LIVERPOOL — Candidates seem to be coming out of the woodwork in the town of Salina as races for supervisor and town council are beginning to take shape.
Correction
Russ Tarby’s March 3 article about the Salina Town Board race contained two errors.
Third Ward Councilor Daniel Ciciarelli was listed as working for JAS Recruitment; he now works for Syracuse University as a student account representative in the bursar office.
Also, the vote totals given for the 2020 special election for Fourth Ward Town Councilor were incorrect. According to the Onondaga County Board of Elections, David Carnie received 1,845 votes and Denise Androvette received 1,818 votes.

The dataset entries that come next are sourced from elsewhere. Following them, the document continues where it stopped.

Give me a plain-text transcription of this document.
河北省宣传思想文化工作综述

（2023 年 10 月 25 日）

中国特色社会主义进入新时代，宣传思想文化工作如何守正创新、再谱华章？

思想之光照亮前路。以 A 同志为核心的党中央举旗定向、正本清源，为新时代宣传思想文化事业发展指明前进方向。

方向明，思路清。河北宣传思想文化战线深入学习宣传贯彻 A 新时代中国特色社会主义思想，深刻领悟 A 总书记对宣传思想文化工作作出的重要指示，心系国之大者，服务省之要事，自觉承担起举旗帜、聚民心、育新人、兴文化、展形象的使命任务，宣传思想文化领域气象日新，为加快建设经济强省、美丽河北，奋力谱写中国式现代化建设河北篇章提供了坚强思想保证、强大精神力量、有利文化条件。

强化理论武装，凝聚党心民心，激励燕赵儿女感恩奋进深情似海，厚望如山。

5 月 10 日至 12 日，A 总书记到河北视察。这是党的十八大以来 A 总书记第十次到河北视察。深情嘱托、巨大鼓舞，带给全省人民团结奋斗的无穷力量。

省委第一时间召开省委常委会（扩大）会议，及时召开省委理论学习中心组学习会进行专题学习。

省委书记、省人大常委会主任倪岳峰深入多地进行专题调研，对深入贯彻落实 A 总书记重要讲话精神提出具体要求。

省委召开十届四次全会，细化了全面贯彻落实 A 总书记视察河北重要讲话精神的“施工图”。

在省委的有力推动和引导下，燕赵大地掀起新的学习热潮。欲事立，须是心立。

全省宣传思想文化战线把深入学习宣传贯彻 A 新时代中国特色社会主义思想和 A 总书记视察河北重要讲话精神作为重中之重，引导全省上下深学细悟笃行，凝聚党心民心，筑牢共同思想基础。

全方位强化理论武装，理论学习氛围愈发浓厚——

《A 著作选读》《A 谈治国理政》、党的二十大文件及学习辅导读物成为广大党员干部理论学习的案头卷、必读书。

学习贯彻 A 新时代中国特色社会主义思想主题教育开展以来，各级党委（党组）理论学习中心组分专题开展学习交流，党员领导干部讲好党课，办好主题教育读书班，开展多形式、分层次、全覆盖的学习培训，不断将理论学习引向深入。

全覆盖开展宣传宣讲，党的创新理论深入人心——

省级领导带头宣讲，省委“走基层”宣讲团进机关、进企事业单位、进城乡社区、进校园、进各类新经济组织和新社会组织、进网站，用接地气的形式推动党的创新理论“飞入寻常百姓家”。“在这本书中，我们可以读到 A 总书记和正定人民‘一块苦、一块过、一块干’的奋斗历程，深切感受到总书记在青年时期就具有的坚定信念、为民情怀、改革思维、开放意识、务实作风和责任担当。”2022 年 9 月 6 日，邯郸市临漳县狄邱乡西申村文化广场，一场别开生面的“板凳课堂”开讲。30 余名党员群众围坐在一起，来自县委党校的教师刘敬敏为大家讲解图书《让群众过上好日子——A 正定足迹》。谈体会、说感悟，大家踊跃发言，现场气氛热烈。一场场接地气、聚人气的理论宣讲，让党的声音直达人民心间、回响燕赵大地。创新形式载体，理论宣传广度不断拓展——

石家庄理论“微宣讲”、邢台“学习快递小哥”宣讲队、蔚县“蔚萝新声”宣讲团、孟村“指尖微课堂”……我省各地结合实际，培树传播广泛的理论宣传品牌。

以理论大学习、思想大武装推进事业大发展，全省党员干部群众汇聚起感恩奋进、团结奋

We apologize for the inaccuracies.
In the First Ward which encompasses the village of Liverpool, incumbent Councilor Nick Paro has decided to run for supervisor because current Supervisor Colleen Gunnip is stepping down in order to run for 4th District County Legislator. Paro and Gunnip are both Republicans.
Another Republican, Jason Recor, an account manager for Time Warner Cable Business, will run to represent the First Ward on the town council. Recor presently serves as a Liverpool village trustee.
Town Democrats are still seeking a candidate in the First Ward.
In 2019, Democrat Joan Royle — a resident of Sun Harbor and executive director of the Westcott Community Center — lost to Paro, who drew 1,099 votes to surpass Royle’s 977.
In the Second Ward where longtime Democratic Councilor Jim Magnarelli is retiring, his party has designated social worker Leesa Paul to run for his seat. Republicans have also designated a young, aspiring politician, Matt Cushing, an outside sales representative at Henderson Products, Inc. and a former volunteer at the Minoa Fire Department.
The Second Ward includes neighborhoods such as Chestnut Hill, Sunflower Drive, Oot Meadows and the Jewell Manor tract off Buckley Road.
In the Third Ward — which covers the Mattydale area — Councilor Daniel Ciciarelli seeks re-election to a second term. The son of former Third Ward Councilor Jerry Ciciarelli, Daniel Ciciarelli works for Syracuse University as a student account representative in the bursar office.
For the Democrats, Tina Fitzgerald will oppose Ciciarelli for a second time. A widow who works as a trainer at CNY Disability Services and serves on the CENTRO Board of Directors, Fitzgerald lost to Ciciarelli by a vote of 856 to 545 in 2019.
Another rematch is shaping up in the Fourth Ward in Lyncourt, as incumbent Republican Councilor David Carnie, an associate broker at Pyramid Brokerage Co., may again face Democratic challenger Denise Androvette, who is considering another run against Carnie.
Androvette has actually run for the Fourth Ward seat twice before. In 2019, she lost to then-incumbent Michael Del Vecchio by a vote of 784 to 654. After Del Vecchio died Feb. 3, 2020, a special election was conducted that fall to fill his empty seat. That time, Carnie beat Androvette — a pre-kindergarten special education teacher and union activist — by a vote of 1,845 votes to 1,818 votes, according to the Onondaga County Board of Elections.
Two more significant races affect Salina this year.
Current Town Supervisor Colleen Gunnip won the GOP designation to run for the 4th District County Legislature seat being vacated by retiring Republican Judy Tassone. Democrat Stephon Williams, a coding analyst for Molina Healthcare, is running as well.
With Gunnip taking aim at the county legislature, current First Ward Councilor Nick Paro, who works as an analyst for the Onondaga County Legislature, will run for supervisor as a Republican. Democrats have designated Kathy Zabinski for the supervisor’s position.
Zabinski is a retired sergeant of corrections and former president of Civil Service Employees Association Local 834. She challenged Tassone in the race for 4th District county legislator in 2019 but lost the election.
All four major political parties — Conservative and Working Families as well as Democrat and Republican — officially nominate by petition in Salina, and that process runs March 2-25.